One of the systems that Ike has spent a lot of time investigating is the post office. His interest began simply as a by-product of his daily routine, his urge to know a little more about an environment he spent most of his time in. But the irony of where he works soon hit him full force. The very idea of a post office is stunning to him. It’s like this national, no, international, planetwide, series of shrines dedicated to an idea of connection, to the notion of real communication.
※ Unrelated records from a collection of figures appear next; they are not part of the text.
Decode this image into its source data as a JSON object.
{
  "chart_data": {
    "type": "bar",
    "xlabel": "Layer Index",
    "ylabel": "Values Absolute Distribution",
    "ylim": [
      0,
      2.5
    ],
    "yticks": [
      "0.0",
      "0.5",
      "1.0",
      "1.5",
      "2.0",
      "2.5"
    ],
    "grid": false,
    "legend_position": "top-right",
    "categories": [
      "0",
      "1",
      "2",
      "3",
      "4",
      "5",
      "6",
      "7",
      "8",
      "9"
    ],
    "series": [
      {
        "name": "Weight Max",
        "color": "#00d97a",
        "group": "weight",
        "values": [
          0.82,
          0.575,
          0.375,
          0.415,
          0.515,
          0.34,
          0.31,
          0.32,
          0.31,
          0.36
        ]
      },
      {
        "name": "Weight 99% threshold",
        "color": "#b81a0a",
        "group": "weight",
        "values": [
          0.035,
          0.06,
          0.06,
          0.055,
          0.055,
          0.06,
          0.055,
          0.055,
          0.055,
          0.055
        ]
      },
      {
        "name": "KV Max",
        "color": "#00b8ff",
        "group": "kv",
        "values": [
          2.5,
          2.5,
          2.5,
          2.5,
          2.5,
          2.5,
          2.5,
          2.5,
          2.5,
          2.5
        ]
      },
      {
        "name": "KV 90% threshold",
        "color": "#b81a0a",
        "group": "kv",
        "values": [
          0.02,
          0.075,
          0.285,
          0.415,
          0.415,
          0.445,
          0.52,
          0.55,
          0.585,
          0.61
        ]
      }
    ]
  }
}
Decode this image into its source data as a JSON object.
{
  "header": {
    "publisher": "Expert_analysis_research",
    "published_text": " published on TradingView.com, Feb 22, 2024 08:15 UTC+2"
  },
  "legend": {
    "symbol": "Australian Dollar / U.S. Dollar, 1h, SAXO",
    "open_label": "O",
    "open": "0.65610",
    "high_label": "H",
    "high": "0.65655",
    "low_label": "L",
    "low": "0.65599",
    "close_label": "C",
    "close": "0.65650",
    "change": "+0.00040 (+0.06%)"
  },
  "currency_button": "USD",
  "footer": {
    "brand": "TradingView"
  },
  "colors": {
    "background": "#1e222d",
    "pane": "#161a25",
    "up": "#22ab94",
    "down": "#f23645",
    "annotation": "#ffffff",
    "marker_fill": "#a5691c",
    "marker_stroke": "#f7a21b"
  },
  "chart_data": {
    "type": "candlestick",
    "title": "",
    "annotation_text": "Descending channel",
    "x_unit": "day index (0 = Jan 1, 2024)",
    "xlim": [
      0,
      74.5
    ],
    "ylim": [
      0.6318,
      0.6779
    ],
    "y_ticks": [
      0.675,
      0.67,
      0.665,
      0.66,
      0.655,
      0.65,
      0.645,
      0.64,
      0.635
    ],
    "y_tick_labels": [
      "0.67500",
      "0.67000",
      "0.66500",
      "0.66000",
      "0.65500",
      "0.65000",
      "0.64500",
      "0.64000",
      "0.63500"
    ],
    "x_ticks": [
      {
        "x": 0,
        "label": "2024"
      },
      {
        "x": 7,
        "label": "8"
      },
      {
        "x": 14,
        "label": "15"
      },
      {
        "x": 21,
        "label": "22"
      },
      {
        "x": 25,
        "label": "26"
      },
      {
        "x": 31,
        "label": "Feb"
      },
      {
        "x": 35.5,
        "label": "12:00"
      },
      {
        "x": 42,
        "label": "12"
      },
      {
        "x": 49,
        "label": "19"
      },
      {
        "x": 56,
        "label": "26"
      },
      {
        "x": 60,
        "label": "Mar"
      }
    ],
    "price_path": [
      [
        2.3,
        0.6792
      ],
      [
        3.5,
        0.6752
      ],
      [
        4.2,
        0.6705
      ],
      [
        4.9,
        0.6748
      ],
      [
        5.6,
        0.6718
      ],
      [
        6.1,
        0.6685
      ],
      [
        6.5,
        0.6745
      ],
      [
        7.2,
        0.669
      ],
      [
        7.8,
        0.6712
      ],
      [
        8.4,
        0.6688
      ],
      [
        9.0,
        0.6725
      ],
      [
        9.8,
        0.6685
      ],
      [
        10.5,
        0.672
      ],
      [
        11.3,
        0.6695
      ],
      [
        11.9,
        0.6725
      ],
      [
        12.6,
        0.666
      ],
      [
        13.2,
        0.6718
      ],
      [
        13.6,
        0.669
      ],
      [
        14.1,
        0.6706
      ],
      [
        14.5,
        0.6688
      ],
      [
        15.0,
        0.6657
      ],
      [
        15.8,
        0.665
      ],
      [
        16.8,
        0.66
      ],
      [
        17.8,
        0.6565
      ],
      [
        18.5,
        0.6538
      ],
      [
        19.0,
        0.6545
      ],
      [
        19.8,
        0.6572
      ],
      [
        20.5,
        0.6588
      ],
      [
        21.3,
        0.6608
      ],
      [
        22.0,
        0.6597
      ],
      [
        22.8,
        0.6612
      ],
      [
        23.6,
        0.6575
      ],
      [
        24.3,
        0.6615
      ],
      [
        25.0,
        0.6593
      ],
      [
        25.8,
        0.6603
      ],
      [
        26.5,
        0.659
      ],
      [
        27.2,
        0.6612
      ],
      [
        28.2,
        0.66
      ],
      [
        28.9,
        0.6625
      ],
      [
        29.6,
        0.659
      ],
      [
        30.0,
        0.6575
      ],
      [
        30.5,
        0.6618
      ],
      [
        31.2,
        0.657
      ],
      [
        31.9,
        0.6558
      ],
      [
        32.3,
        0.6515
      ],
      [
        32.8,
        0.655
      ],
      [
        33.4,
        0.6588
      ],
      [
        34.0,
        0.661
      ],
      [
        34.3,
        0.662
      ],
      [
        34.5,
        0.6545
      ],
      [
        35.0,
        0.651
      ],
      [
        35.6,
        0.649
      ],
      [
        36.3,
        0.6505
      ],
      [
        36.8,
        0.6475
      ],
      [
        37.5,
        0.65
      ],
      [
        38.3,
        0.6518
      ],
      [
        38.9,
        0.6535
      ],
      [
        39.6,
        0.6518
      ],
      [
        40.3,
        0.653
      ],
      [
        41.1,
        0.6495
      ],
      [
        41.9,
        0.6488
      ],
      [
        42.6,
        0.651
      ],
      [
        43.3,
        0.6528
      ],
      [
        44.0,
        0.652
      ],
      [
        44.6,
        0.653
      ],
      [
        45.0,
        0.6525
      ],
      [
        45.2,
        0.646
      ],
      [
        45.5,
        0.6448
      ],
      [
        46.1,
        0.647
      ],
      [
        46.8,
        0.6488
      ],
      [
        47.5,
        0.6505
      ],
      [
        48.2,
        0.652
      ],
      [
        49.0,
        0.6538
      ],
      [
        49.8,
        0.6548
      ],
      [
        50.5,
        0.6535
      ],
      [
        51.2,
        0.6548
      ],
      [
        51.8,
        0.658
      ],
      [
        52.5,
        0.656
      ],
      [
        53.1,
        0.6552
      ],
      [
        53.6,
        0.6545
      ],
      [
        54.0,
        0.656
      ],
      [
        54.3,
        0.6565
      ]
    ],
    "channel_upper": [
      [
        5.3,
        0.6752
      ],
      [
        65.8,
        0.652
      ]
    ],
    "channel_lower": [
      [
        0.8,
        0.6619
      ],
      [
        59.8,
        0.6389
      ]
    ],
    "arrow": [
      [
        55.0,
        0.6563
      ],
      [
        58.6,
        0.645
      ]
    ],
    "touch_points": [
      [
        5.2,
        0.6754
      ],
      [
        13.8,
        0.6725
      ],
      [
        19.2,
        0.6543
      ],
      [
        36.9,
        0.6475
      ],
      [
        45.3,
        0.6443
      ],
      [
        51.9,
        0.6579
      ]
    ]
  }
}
Now Ike sees every post office he passes as a temple, a concrete symbol of insistence that we are not alone, that we can talk to anyone, anywhere, at any time, all for the price of a stamp.
A few years ago, Ike began delving into any and all aspects of the postal service. He’d done a hell of a lot of research, read most of the texts out there on the subject — the classic William Smith volume, the Walter Lang, the Ormsby and the Fallopian. What he loves most, though, is the fact that no one, not his co-workers, not the people on his route, not even Lenore knows about his interest or his knowledge. It’s locked up, hermetically sealed within the vault of his skull. He values all this knowledge, oddly because he knows how useless it is, what a vain display the history of mail service is, what an exhibition of pointless ego. He can’t understand why no one else he’s aware of sees it in this manner. In every book he’s ever read, the mail is a story of progress and practicality.
Just once, Ike would like to come across a book, maybe an old, dilapidated volume, crusted with dust, forgotten, wedged unseen on a rarely visited library shelf, the stamped date on the return card pasted in the back of it showing a day that went by decades ago. He’d like to open that book and find the one shunned author who was willing to tell the truth, like in the story of “The Emperor’s New Clothes.” He’d like to find the voice brave enough to say: I’m sorry, people, you can make the mail system as efficient and elaborate and well connected as you want, but it won’t change a thing. It won’t make you any less isolated, any less separate, any less alone. You can mail an unlimited number of bulging envelopes, filled to bursting with words of every meaning and message, but that can’t change the nature of things. We are alone. And all our post offices are but temples of illusion, intricate attempts to tell ourselves otherwise.